Ream’s office in the camp’s office building is full of items that commemorate the history and success of Camp Woodward, such as toys from its toy lines, books that have been written about Woodward staff, and various memorabilia.
Woodward, he said, has been “a big part of the industry and history of what has happened.”
He attributes its success mainly to how the staff keeps the campers at the center of all they do.
“Taking care of the kids,” he said is the key, “and listening to them. They are our customers.”
But it’s also been about good marketing, and a lot of “love, sweat and tears,” Ream said. “You have to be on your game every single year, then all of a sudden good things happen.”
Camp Woodward, located about a 20-minute drive west of Mifflinburg on Route 45, near the tiny town of Woodward in eastern Centre County, began as a gymnastics camp in 1970 by Ed Isabelle, a gymnastics coach at Penn State University.
A former dairy farm, many of its original buildings have been renovated and are still in use — for example, the old farmhouse is home to camp offices, and the barn contains a gymnastics facility, cafeteria, coffee shop and rock wall.
But many of the changes wouldn’t occur until Gary Ream and his father, Paul Ream, took ownership of the camp in 1977.
Gary Ream, an Aaronsburg native and 1976 graduate of Penn State, said that though he liked kids and sports, his main motivation to become involved with the camp at the time was “purely business.”
Camp Woodward was still 100 percent gymnastics when they took over.
But then, in 1980, when the United States boycotted the Olympic games, Ream said, “We needed to look for alternative sports.”
That’s when they stumbled upon BMX racing, a sport that had become very popular in southern California. In 1982, it was added to Camp Woodward’s offerings, and later evolved into BMX freestyle, which included dirt jumping and ramps.
“The spirit of that then took us into the late 80s, and into building all these ramps for boards with four wheels called skateboards,” Ream smiled.
In the early 1990s, in-line skating “went young and aggressive,” he said, and in 1995, ESPN started popularizing extreme sports through its X Games, at which point “all of our staff and campers became television stars overnight.”
Ninety percent of the X Games participants were from Woodward, Ream said.
In 2000, Woodward was host to the BMX racing for the X Games, and has hosted a number of events for the station on the property since then.
The camp eventually expanded to Wisconsin, and now has two additional locations in California and one in Colorado.
Shortly after property was purchased in California for Woodward West in the early 2000s, Ream said, they began to get corporate sponsorship from companies such as Red Bull, Target, Playstation, Gatorade and GoPro.
In 2007, they began their own national reality TV show that aired on FUEL TV for six straight seasons.
“Woodward was the site of progression,” Ream said.

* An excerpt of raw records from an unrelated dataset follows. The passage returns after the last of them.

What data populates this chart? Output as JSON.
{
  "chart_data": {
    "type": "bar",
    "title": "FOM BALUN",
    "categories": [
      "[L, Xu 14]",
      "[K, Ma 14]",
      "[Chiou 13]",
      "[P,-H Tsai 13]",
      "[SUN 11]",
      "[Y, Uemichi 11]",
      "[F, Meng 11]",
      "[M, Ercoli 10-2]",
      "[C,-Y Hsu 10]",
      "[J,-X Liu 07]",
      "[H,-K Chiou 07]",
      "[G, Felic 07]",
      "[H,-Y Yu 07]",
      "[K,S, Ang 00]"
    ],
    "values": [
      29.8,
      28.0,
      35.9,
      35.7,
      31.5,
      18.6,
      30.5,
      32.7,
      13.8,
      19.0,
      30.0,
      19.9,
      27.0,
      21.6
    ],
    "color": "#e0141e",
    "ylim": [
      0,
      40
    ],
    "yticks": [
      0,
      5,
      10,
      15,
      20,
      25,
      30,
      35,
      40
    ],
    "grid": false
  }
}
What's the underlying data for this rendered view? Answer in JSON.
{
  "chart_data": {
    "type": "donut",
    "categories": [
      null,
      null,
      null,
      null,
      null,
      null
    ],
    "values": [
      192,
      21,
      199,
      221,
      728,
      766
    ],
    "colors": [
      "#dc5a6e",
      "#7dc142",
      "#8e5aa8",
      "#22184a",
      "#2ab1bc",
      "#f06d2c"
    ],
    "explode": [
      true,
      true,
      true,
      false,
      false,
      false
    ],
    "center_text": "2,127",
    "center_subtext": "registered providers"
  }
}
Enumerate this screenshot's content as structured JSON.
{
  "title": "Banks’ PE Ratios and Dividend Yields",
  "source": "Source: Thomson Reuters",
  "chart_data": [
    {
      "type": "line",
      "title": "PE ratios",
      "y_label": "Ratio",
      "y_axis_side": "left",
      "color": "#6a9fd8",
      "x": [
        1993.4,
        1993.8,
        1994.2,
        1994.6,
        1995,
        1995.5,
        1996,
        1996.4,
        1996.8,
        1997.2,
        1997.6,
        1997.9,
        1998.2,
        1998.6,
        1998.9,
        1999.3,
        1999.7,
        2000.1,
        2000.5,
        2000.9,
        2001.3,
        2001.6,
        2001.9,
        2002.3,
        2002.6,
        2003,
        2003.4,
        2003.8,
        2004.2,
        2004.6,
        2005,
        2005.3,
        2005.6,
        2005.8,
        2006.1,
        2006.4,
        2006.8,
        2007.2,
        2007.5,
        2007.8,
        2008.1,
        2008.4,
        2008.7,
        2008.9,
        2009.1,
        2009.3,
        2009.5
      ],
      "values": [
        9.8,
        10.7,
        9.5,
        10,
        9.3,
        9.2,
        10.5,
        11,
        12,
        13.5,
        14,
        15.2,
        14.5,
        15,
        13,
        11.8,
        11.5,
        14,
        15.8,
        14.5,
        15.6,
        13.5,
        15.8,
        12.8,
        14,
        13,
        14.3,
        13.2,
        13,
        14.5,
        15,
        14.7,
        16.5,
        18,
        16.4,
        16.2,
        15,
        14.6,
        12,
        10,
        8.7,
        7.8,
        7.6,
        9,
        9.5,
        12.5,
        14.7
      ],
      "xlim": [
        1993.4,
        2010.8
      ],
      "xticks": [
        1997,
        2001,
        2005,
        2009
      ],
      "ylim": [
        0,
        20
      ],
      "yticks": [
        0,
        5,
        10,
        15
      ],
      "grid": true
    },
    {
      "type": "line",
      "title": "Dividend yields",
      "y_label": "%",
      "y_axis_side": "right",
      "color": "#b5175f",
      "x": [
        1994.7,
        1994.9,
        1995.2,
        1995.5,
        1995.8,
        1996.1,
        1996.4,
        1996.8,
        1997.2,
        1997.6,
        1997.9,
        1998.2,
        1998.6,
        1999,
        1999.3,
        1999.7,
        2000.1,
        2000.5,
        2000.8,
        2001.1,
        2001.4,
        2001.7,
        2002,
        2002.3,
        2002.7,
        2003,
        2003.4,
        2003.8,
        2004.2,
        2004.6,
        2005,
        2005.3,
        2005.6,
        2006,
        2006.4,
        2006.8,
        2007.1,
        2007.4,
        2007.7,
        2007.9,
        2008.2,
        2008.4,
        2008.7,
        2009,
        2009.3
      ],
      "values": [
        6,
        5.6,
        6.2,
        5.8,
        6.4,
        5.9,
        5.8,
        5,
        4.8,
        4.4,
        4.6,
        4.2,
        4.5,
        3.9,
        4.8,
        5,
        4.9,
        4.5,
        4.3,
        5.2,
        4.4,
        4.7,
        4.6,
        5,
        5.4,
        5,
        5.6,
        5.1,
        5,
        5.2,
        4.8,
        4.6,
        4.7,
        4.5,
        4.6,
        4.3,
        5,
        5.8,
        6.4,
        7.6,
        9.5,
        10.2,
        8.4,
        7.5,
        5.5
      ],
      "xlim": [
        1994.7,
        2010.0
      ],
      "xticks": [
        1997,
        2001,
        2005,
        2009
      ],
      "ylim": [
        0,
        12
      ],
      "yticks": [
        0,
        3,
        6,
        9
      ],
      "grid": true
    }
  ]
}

And it continues to be with ever-changing and additional programs. They currently offer programs including cheer, snowboarding, skiing, parkour, and more. The most recent offering is a full-fledged digital media center.
Gymnastics continues to be Camp Woodward’s most popular program, making up 50 percent of the camp’s operations.
The history and continued growth of Woodward, Ream explains, has always been about allowing the kids to “reach their fantasy.”
The camp allows them to do that in a safe environment, complete with foam pits, air bags and resi pits.
It’s a specialized camp with unique offerings where kids can go after their dreams. In this way, Camp Woodward is much different from just an ordinary summer camp.
“Kids come here with a passion,” Ream said. “We give them a fantasy — a memory they are going to remember forever.”